As of about a week ago, I’ve apparently passed my Qualifying Exam research proposal, which was my last hurdle to PhD candidacy.

My PhD project is on TDCI (Time Domain Continuous Imaging) – an alternative imaging technology that folks in the research group I’ve been working with for almost 15 years now have been building, with my help, for the last 6 years. The basic premise is that digital sensors are not, in fact, re-settable film, and we should leverage them accordingly. By rough concept, TDCI capture is like recording the waveform of incident light from each sensel of the sensor, then computationally exposing that data into an image after the fact, to maximize information capture and so that the sensor and shutter behavior can be tweaked after the fact.

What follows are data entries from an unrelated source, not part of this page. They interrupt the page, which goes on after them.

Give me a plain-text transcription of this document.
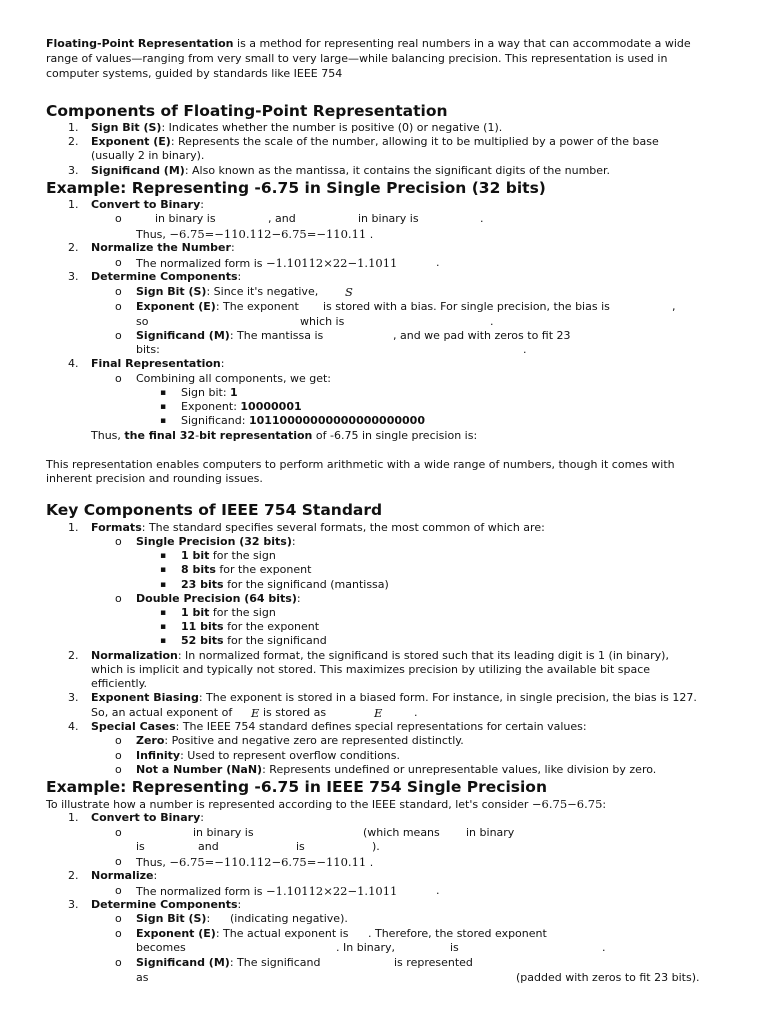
Floating-Point Representation is a method for representing real numbers in a way that can accommodate a wide
range of values—ranging from very small to very large—while balancing precision. This representation is used in
computer systems, guided by standards like IEEE 754
Components of Floating-Point Representation
1. Sign Bit (S): Indicates whether the number is positive (0) or negative (1).
2. Exponent (E): Represents the scale of the number, allowing it to be multiplied by a power of the base
(usually 2 in binary).
3. Significand (M): Also known as the mantissa, it contains the significant digits of the number.
Example: Representing -6.75 in Single Precision (32 bits)
1. Convert to Binary:
o	in binary is	, and	in binary is	.
Thus, −6.75=−110.112−6.75=−110.11 .
2. Normalize the Number:
o The normalized form is −1.10112×22−1.1011	.
3. Determine Components:
o Sign Bit (S): Since it's negative, S
o Exponent (E): The exponent is stored with a bias. For single precision, the bias is	,
so	which is	.
o Significand (M): The mantissa is	, and we pad with zeros to fit 23
bits:	.
4. Final Representation:
o Combining all components, we get:
▪ Sign bit: 1
▪ Exponent: 10000001
▪ Significand: 10110000000000000000000
Thus, the final 32-bit representation of -6.75 in single precision is:
This representation enables computers to perform arithmetic with a wide range of numbers, though it comes with
inherent precision and rounding issues.
Key Components of IEEE 754 Standard
1. Formats: The standard specifies several formats, the most common of which are:
o Single Precision (32 bits):
▪ 1 bit for the sign
▪ 8 bits for the exponent
▪ 23 bits for the significand (mantissa)
o Double Precision (64 bits):
▪ 1 bit for the sign
▪ 11 bits for the exponent
▪ 52 bits for the significand
2. Normalization: In normalized format, the significand is stored such that its leading digit is 1 (in binary),
which is implicit and typically not stored. This maximizes precision by utilizing the available bit space
efficiently.
3. Exponent Biasing: The exponent is stored in a biased form. For instance, in single precision, the bias is 127.
So, an actual exponent of E is stored as	E	.
4. Special Cases: The IEEE 754 standard defines special representations for certain values:
o Zero: Positive and negative zero are represented distinctly.
o Infinity: Used to represent overflow conditions.
o Not a Number (NaN): Represents undefined or unrepresentable values, like division by zero.
Example: Representing -6.75 in IEEE 754 Single Precision
To illustrate how a number is represented according to the IEEE standard, let's consider −6.75−6.75:
1. Convert to Binary:
o	in binary is	(which means in binary
is	and	is	).
o Thus, −6.75=−110.112−6.75=−110.11 .
2. Normalize:
o The normalized form is −1.10112×22−1.1011	.
3. Determine Components:
o Sign Bit (S): (indicating negative).
o Exponent (E): The actual exponent is . Therefore, the stored exponent
becomes	. In binary,	is	.
o Significand (M): The significand	is represented
as	(padded with zeros to fit 23 bits).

The specific deliverables I carved out as a PhD project were building a high-quality capture device (By hacking a mirrorless body), adding non-uniform exposure behavior to TDCI integration (specifying functions and regions for integration), and building a decent user-facing tool for rendering TDCI images from TDCI captures (A DSL + a GUI to specify common options) – because these were some fun tool-building to carve out of the larger research needs.

The deck with notes that I used are uploaded here. Some of the notes are …not entirely proper… because they were second-screen things for my consumption.

It’s a slightly odd situation because I’ve been working things that feed into this project for 6 years (and 11 papers), and technically started UK’s CS PhD program in 2012 (admittedly, I just signed up so I could keep taking classes while I finished my MS work, finishing the degree is a little “eh, might as well”), but it looks like I’m getting away with it. Also odd, thanks to the COVID-19 situation, it was done via zoom, in pajama pants.

The only points in the presentation I did things I was immediately not happy about were:

  • I was asked about doing spatially continuous models, and spent some time babbling about sensor spatial quantization and fill factors instead of just saying “diffraction” and shutting it down.
  • I didn’t include anything for the “TDCI makes exposure time and shutter angle independent” concepts in the slides, and it came up twice.


Plus I have the concern that Rafi (my Co-Chair) soft-balled the hell out of me and pitched a bunch of questions I’m reasonably sure he knew I had prepared spiels for from my materials. That’s not his usual behavior by reputation or observation, and it makes me slightly paranoid.

Now to finish out the deliverables and actually become Dr.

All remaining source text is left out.